Dennoch lohne sich Samples übernehmen, ohne sie zu klären, nicht. „Sobald das Werk illegalerweise kommerziell veröffentlicht wurde, kann man (als Künstler) neben einer Unterlassung zumindest den Gewinn abschöpfen und das Doppelte des angemessenen Entgelts verlangen.“
Dazu muss man allerdings erst einmal Wind von der Sache bekommen. Wir haben auch bei Beatport nachgefragt, wie sie mit der Problematik umgehen, ob und welche Erkennungsalgorithmen für bereits existierende Musik verwendet werden und nach welcher Gesetzgebung sie vorgehen, jedoch blieben die Antworten aus.
„That’s how you attack a king? You attack moi?“
Deutlich dramatischer geht es auf den internationalen Copyright-Schlachtfeldern zu. Berühmt wurde der Fall von Timbaland, der eigentlich nur ein wenig C64-Charme für Nelly Furtados Album besorgen wollte. Dass dieser Charme, der über diverse andere Ecken auf dem Album gelandet ist, aus der Feder des Finnen Janne Suni (aka Tempest) stammt, war dem US-amerikanischen Rapper und Produzenten so unbewusst, wie es ihm egal war. „Everybody samples from everybody every day.“ Um den Prozess vor amerikanischen Gerichten auszutragen, fehlte es Suni wohl an Mitteln und Zeit und Timbaland ging als „Sieger“ des Streits hervor. „Diebstahl und ein Sample benutzen sind zwei verschiedene Dinge“, sagt der selbsternannte „King“. Nein, sagt die Gesetzgebung, zumindest unsere.
Dass dahinter allerdings auch eine Abstrafung von Hip Hop stecken würde, einer in den 80ern immer erfolgreicheren Kunstform der größten US-Minderheit, wurde seit dem Fall Biz Markie 1991 immer wieder vermutet.

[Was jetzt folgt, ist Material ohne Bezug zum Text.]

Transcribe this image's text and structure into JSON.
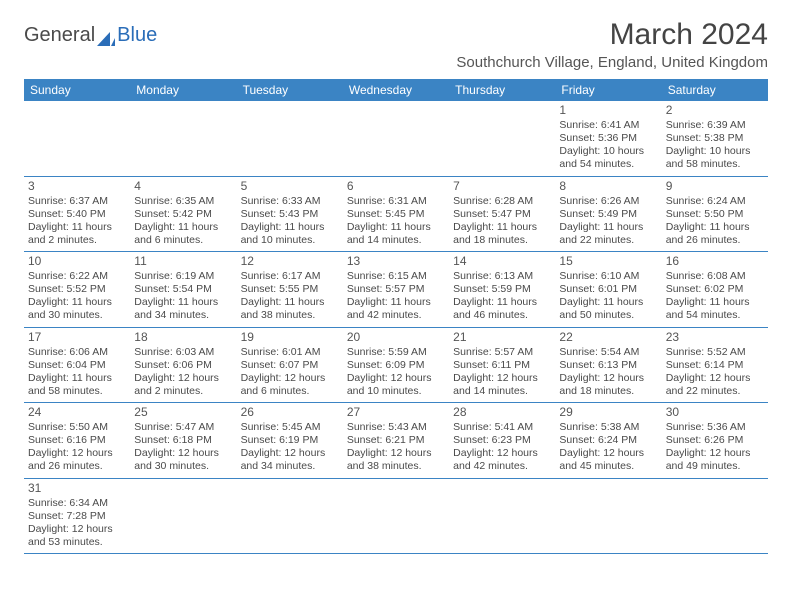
{
  "logo": {
    "part1": "General",
    "part2": "Blue"
  },
  "title": "March 2024",
  "location": "Southchurch Village, England, United Kingdom",
  "colors": {
    "header_bg": "#3b84c4",
    "header_text": "#ffffff",
    "border": "#3b84c4",
    "text": "#4a4a4a",
    "logo_blue": "#2a6db8"
  },
  "dow": [
    "Sunday",
    "Monday",
    "Tuesday",
    "Wednesday",
    "Thursday",
    "Friday",
    "Saturday"
  ],
  "weeks": [
    [
      null,
      null,
      null,
      null,
      null,
      {
        "n": "1",
        "sr": "Sunrise: 6:41 AM",
        "ss": "Sunset: 5:36 PM",
        "dl": "Daylight: 10 hours and 54 minutes."
      },
      {
        "n": "2",
        "sr": "Sunrise: 6:39 AM",
        "ss": "Sunset: 5:38 PM",
        "dl": "Daylight: 10 hours and 58 minutes."
      }
    ],
    [
      {
        "n": "3",
        "sr": "Sunrise: 6:37 AM",
        "ss": "Sunset: 5:40 PM",
        "dl": "Daylight: 11 hours and 2 minutes."
      },
      {
        "n": "4",
        "sr": "Sunrise: 6:35 AM",
        "ss": "Sunset: 5:42 PM",
        "dl": "Daylight: 11 hours and 6 minutes."
      },
      {
        "n": "5",
        "sr": "Sunrise: 6:33 AM",
        "ss": "Sunset: 5:43 PM",
        "dl": "Daylight: 11 hours and 10 minutes."
      },
      {
        "n": "6",
        "sr": "Sunrise: 6:31 AM",
        "ss": "Sunset: 5:45 PM",
        "dl": "Daylight: 11 hours and 14 minutes."
      },
      {
        "n": "7",
        "sr": "Sunrise: 6:28 AM",
        "ss": "Sunset: 5:47 PM",
        "dl": "Daylight: 11 hours and 18 minutes."
      },
      {
        "n": "8",
        "sr": "Sunrise: 6:26 AM",
        "ss": "Sunset: 5:49 PM",
        "dl": "Daylight: 11 hours and 22 minutes."
      },
      {
        "n": "9",
        "sr": "Sunrise: 6:24 AM",
        "ss": "Sunset: 5:50 PM",
        "dl": "Daylight: 11 hours and 26 minutes."
      }
    ],
    [
      {
        "n": "10",
        "sr": "Sunrise: 6:22 AM",
        "ss": "Sunset: 5:52 PM",
        "dl": "Daylight: 11 hours and 30 minutes."
      },
      {
        "n": "11",
        "sr": "Sunrise: 6:19 AM",
        "ss": "Sunset: 5:54 PM",
        "dl": "Daylight: 11 hours and 34 minutes."
      },
      {
        "n": "12",
        "sr": "Sunrise: 6:17 AM",
        "ss": "Sunset: 5:55 PM",
        "dl": "Daylight: 11 hours and 38 minutes."
      },
      {
        "n": "13",
        "sr": "Sunrise: 6:15 AM",
        "ss": "Sunset: 5:57 PM",
        "dl": "Daylight: 11 hours and 42 minutes."
      },
      {
        "n": "14",
        "sr": "Sunrise: 6:13 AM",
        "ss": "Sunset: 5:59 PM",
        "dl": "Daylight: 11 hours and 46 minutes."
      },
      {
        "n": "15",
        "sr": "Sunrise: 6:10 AM",
        "ss": "Sunset: 6:01 PM",
        "dl": "Daylight: 11 hours and 50 minutes."
      },
      {
        "n": "16",
        "sr": "Sunrise: 6:08 AM",
        "ss": "Sunset: 6:02 PM",
        "dl": "Daylight: 11 hours and 54 minutes."
      }
    ],
    [
      {
        "n": "17",
        "sr": "Sunrise: 6:06 AM",
        "ss": "Sunset: 6:04 PM",
        "dl": "Daylight: 11 hours and 58 minutes."
      },
      {
        "n": "18",
        "sr": "Sunrise: 6:03 AM",
        "ss": "Sunset: 6:06 PM",
        "dl": "Daylight: 12 hours and 2 minutes."
      },
      {
        "n": "19",
        "sr": "Sunrise: 6:01 AM",
        "ss": "Sunset: 6:07 PM",
        "dl": "Daylight: 12 hours and 6 minutes."
      },
      {
        "n": "20",
        "sr": "Sunrise: 5:59 AM",
        "ss": "Sunset: 6:09 PM",
        "dl": "Daylight: 12 hours and 10 minutes."
      },
      {
        "n": "21",
        "sr": "Sunrise: 5:57 AM",
        "ss": "Sunset: 6:11 PM",
        "dl": "Daylight: 12 hours and 14 minutes."
      },
      {
        "n": "22",
        "sr": "Sunrise: 5:54 AM",
        "ss": "Sunset: 6:13 PM",
        "dl": "Daylight: 12 hours and 18 minutes."
      },
      {
        "n": "23",
        "sr": "Sunrise: 5:52 AM",
        "ss": "Sunset: 6:14 PM",
        "dl": "Daylight: 12 hours and 22 minutes."
      }
    ],
    [
      {
        "n": "24",
        "sr": "Sunrise: 5:50 AM",
        "ss": "Sunset: 6:16 PM",
        "dl": "Daylight: 12 hours and 26 minutes."
      },
      {
        "n": "25",
        "sr": "Sunrise: 5:47 AM",
        "ss": "Sunset: 6:18 PM",
        "dl": "Daylight: 12 hours and 30 minutes."
      },
      {
        "n": "26",
        "sr": "Sunrise: 5:45 AM",
        "ss": "Sunset: 6:19 PM",
        "dl": "Daylight: 12 hours and 34 minutes."
      },
      {
        "n": "27",
        "sr": "Sunrise: 5:43 AM",
        "ss": "Sunset: 6:21 PM",
        "dl": "Daylight: 12 hours and 38 minutes."
      },
      {
        "n": "28",
        "sr": "Sunrise: 5:41 AM",
        "ss": "Sunset: 6:23 PM",
        "dl": "Daylight: 12 hours and 42 minutes."
      },
      {
        "n": "29",
        "sr": "Sunrise: 5:38 AM",
        "ss": "Sunset: 6:24 PM",
        "dl": "Daylight: 12 hours and 45 minutes."
      },
      {
        "n": "30",
        "sr": "Sunrise: 5:36 AM",
        "ss": "Sunset: 6:26 PM",
        "dl": "Daylight: 12 hours and 49 minutes."
      }
    ],
    [
      {
        "n": "31",
        "sr": "Sunrise: 6:34 AM",
        "ss": "Sunset: 7:28 PM",
        "dl": "Daylight: 12 hours and 53 minutes."
      },
      null,
      null,
      null,
      null,
      null,
      null
    ]
  ]
}
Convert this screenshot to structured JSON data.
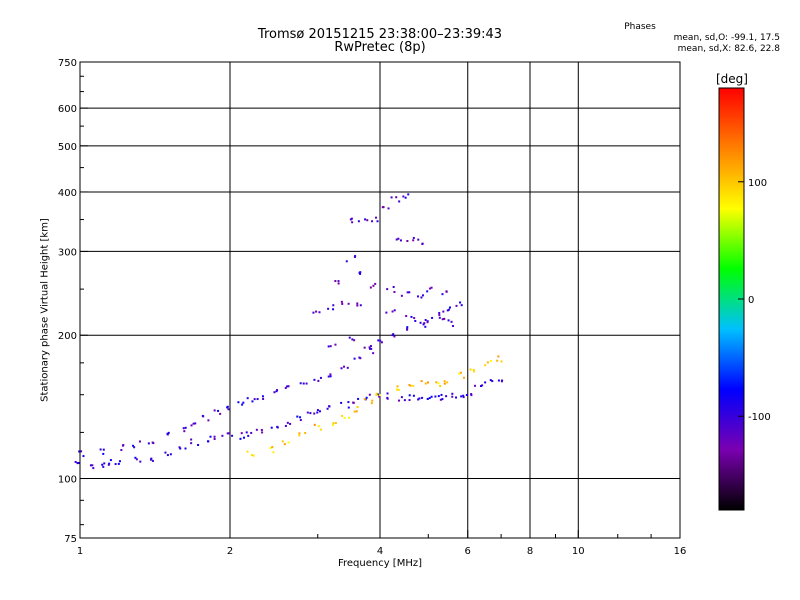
{
  "chart_data": {
    "type": "scatter",
    "title": "Tromsø 20151215 23:38:00–23:39:43",
    "subtitle": "RwPretec (8p)",
    "xlabel": "Frequency [MHz]",
    "ylabel": "Stationary phase Virtual Height [km]",
    "x_scale": "log",
    "y_scale": "log",
    "xlim": [
      1,
      16
    ],
    "ylim": [
      75,
      750
    ],
    "x_ticks": [
      1,
      2,
      4,
      6,
      8,
      10,
      16
    ],
    "y_ticks": [
      75,
      100,
      200,
      300,
      400,
      500,
      600,
      750
    ],
    "x_grid": [
      2,
      4,
      6,
      8,
      10
    ],
    "y_grid": [
      100,
      200,
      300,
      400,
      500,
      600
    ],
    "grid": true,
    "phase_stats": {
      "heading": "Phases",
      "o_mode": "mean, sd,O: -99.1, 17.5",
      "x_mode": "mean, sd,X: 82.6, 22.8"
    },
    "colorbar": {
      "label": "[deg]",
      "ticks": [
        100,
        0,
        -100
      ],
      "range": [
        -180,
        180
      ],
      "colors": [
        "#000000",
        "#7a00b0",
        "#0000ff",
        "#00c0ff",
        "#00ff00",
        "#ffff00",
        "#ff8000",
        "#ff0000"
      ]
    },
    "series": [
      {
        "trace": "lower_o",
        "phase": -100,
        "points": [
          [
            1.0,
            107
          ],
          [
            1.05,
            106
          ],
          [
            1.1,
            107
          ],
          [
            1.15,
            108
          ],
          [
            1.2,
            108
          ],
          [
            1.3,
            110
          ],
          [
            1.4,
            110
          ],
          [
            1.5,
            112
          ],
          [
            1.6,
            116
          ],
          [
            1.7,
            119
          ],
          [
            1.8,
            121
          ],
          [
            1.9,
            122
          ],
          [
            2.0,
            123
          ],
          [
            2.1,
            123
          ],
          [
            2.2,
            124
          ],
          [
            2.3,
            125
          ],
          [
            2.45,
            127
          ],
          [
            2.6,
            130
          ],
          [
            2.75,
            133
          ],
          [
            2.9,
            137
          ],
          [
            3.0,
            139
          ],
          [
            3.2,
            141
          ],
          [
            3.4,
            143
          ],
          [
            3.6,
            146
          ],
          [
            3.8,
            148
          ],
          [
            4.0,
            149
          ],
          [
            4.2,
            149
          ],
          [
            4.4,
            148
          ],
          [
            4.6,
            148
          ],
          [
            4.8,
            147
          ],
          [
            5.0,
            147
          ],
          [
            5.2,
            147
          ],
          [
            5.4,
            148
          ],
          [
            5.6,
            149
          ],
          [
            5.8,
            150
          ],
          [
            6.0,
            152
          ],
          [
            6.3,
            156
          ],
          [
            6.6,
            160
          ],
          [
            7.0,
            162
          ]
        ]
      },
      {
        "trace": "upper_o",
        "phase": -100,
        "points": [
          [
            1.0,
            113
          ],
          [
            1.1,
            114
          ],
          [
            1.2,
            116
          ],
          [
            1.3,
            118
          ],
          [
            1.4,
            120
          ],
          [
            1.5,
            123
          ],
          [
            1.6,
            127
          ],
          [
            1.7,
            131
          ],
          [
            1.8,
            134
          ],
          [
            1.9,
            137
          ],
          [
            2.0,
            140
          ],
          [
            2.1,
            143
          ],
          [
            2.2,
            146
          ],
          [
            2.3,
            149
          ],
          [
            2.45,
            152
          ],
          [
            2.6,
            155
          ],
          [
            2.8,
            158
          ],
          [
            3.0,
            162
          ],
          [
            3.2,
            166
          ],
          [
            3.4,
            172
          ],
          [
            3.6,
            178
          ],
          [
            3.8,
            186
          ],
          [
            4.0,
            193
          ],
          [
            4.2,
            200
          ],
          [
            4.5,
            205
          ],
          [
            4.8,
            212
          ],
          [
            5.0,
            217
          ],
          [
            5.3,
            222
          ],
          [
            5.5,
            226
          ],
          [
            5.8,
            232
          ]
        ]
      },
      {
        "trace": "x_mode",
        "phase": 100,
        "points": [
          [
            2.2,
            113
          ],
          [
            2.4,
            115
          ],
          [
            2.6,
            118
          ],
          [
            2.8,
            124
          ],
          [
            3.0,
            128
          ],
          [
            3.2,
            131
          ],
          [
            3.4,
            134
          ],
          [
            3.6,
            140
          ],
          [
            3.8,
            145
          ],
          [
            4.0,
            152
          ],
          [
            4.3,
            155
          ],
          [
            4.6,
            157
          ],
          [
            4.9,
            158
          ],
          [
            5.2,
            158
          ],
          [
            5.5,
            158
          ],
          [
            5.8,
            165
          ],
          [
            6.2,
            170
          ],
          [
            6.6,
            175
          ],
          [
            7.0,
            178
          ]
        ]
      },
      {
        "trace": "spread_layers",
        "phase": -110,
        "points": [
          [
            3.0,
            225
          ],
          [
            3.2,
            230
          ],
          [
            3.4,
            236
          ],
          [
            3.6,
            230
          ],
          [
            3.2,
            190
          ],
          [
            3.5,
            195
          ],
          [
            3.8,
            188
          ],
          [
            3.3,
            260
          ],
          [
            3.6,
            270
          ],
          [
            3.9,
            255
          ],
          [
            3.5,
            290
          ],
          [
            3.5,
            350
          ],
          [
            3.7,
            352
          ],
          [
            3.9,
            352
          ],
          [
            4.1,
            370
          ],
          [
            4.3,
            385
          ],
          [
            4.5,
            390
          ],
          [
            4.4,
            320
          ],
          [
            4.6,
            318
          ],
          [
            4.8,
            315
          ],
          [
            4.2,
            250
          ],
          [
            4.5,
            245
          ],
          [
            4.8,
            240
          ],
          [
            5.0,
            250
          ],
          [
            5.4,
            245
          ],
          [
            4.2,
            225
          ],
          [
            4.6,
            220
          ],
          [
            5.0,
            210
          ],
          [
            5.3,
            215
          ],
          [
            5.6,
            212
          ]
        ]
      }
    ]
  }
}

Die Forderungen nach einer Lockerung kamen und kommen in schöner Regelmässigkeit, ob Fair Use, Verkürzung der Schutzfristen oder gänzliche Aufhebung aller Copyrights – das aktuelle Urheberrecht sei jedenfalls eine Anomalie.
Bushido musste etwa auch feststellen, dass seine freie Interpretation von Urhebrrecht und Gangsta-Rap teuer werden kann. 2007 musste er für Samples der norwegischen Metal Band Dimmu Borgir nachträglich ins Börserl greifen. 2010 setzte es 63.000 Euro Schadensersatz für 13 Fälle von Ideenraub von den französischen Neoklassikern Dark Sanctuary. Das verwertete Diebesgut musste er gänzlich aus dem Verkehr ziehen und vernichten. Die Schweizer Metaller von Samael mussten sich dagegen mit € 2000.- zufrieden geben. Als hätte einmal nicht gereicht bediente sich Bushido für seinen Track “Leben und Tod des Kenneth Glöckler” heuer wieder bei Dimmu Borgir. Wieso? Wahrscheinlich um zu beweisen, dass er es kann. Kann er aber nicht.
Sascha Weisz und Rainer Praschak sind sich jedenfalls einig, das Bewusstsein für die kreative Arbeit anderer hat nachgelassen, die Anerkennung für die Kunst sei nicht mehr vorhanden. Am Sampeln selbst sei ja nichts auszusetzen, aber der nötige Respekt würde fehlen. Egal, ob man nun dagegen mit dem digitalen Pranger vorgeht, mit Anwälten oder den Kopf einfach nur nach vorne richtet, die kreative Verwendung von Samples wird so bald nicht aufhören.